I haven't played either in like a year but I used to do the same thing you did pretty much. I'd play WoW for a little while (unless my friends happened to be grouped up playing league when I got on), but then when I got bored I would switch. I do this a lot. Always have a second or even third game to fall back on when the game you're into gets boring. Great fall backs for me are usually match based games, like league, battlefield, nba2k, etc.

Thinking about getting into WoW again tho when legion comes out. I miss PvP. But yea as far as smoking while playing it's definitely a better idea to smoke when playing wow over league. Too many split second decisions to make on league, which wouldn't be so bad if the snowball effect wasn't insane on that game. 

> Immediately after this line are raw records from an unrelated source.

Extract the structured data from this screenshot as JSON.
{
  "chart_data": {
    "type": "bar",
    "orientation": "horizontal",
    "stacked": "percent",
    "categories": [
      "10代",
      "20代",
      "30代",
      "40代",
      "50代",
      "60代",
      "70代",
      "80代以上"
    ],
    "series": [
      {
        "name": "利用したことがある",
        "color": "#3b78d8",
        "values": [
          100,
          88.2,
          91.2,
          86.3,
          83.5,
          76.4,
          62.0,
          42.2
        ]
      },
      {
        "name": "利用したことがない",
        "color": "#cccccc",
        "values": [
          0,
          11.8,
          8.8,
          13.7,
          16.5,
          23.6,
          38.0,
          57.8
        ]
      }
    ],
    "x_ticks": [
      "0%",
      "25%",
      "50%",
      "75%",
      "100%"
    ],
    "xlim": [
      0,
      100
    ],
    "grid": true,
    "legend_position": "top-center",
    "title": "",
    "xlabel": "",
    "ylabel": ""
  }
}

Holy shit I'm stoned I feel like I've just been rambling. 

Fuck it


----------



## sunni (Aug 24, 2016)

i prefer heroes of the storm over LoL


----------



## Aidos88 (Aug 24, 2016)

If you ever start up wow again let me know, ill start up too, i main disc heals, wbu?



OMG i just watched heros of the storm on youtube, looks way better then League, 

is it f2p or p2p ?


----------



## sunni (Aug 24, 2016)

im on wow right meow. 

heroes rocks. it is free to play, the only transactions that are money do not help you win anything they are simply skins and mounts


----------



## Aidos88 (Aug 24, 2016)

Alliance or horde? Im just watching some ufc while bubs awake & then ill jump on, horde ftw


----------



## sunni (Sep 3, 2016)

horde of course


----------



## SaitouMichiko (Sep 18, 2016)

Smite. Lol


----------



## MauieWoowie (Oct 5, 2016)

I just love to get high and play League of Legends. Feeling a bit dumb when i do, considering my age and all but it's just what makes my mind clear and i discovered that game at my workplace lol

Well, honestly i am thankful for that game because it's hard to ease your mind sometimes.


----------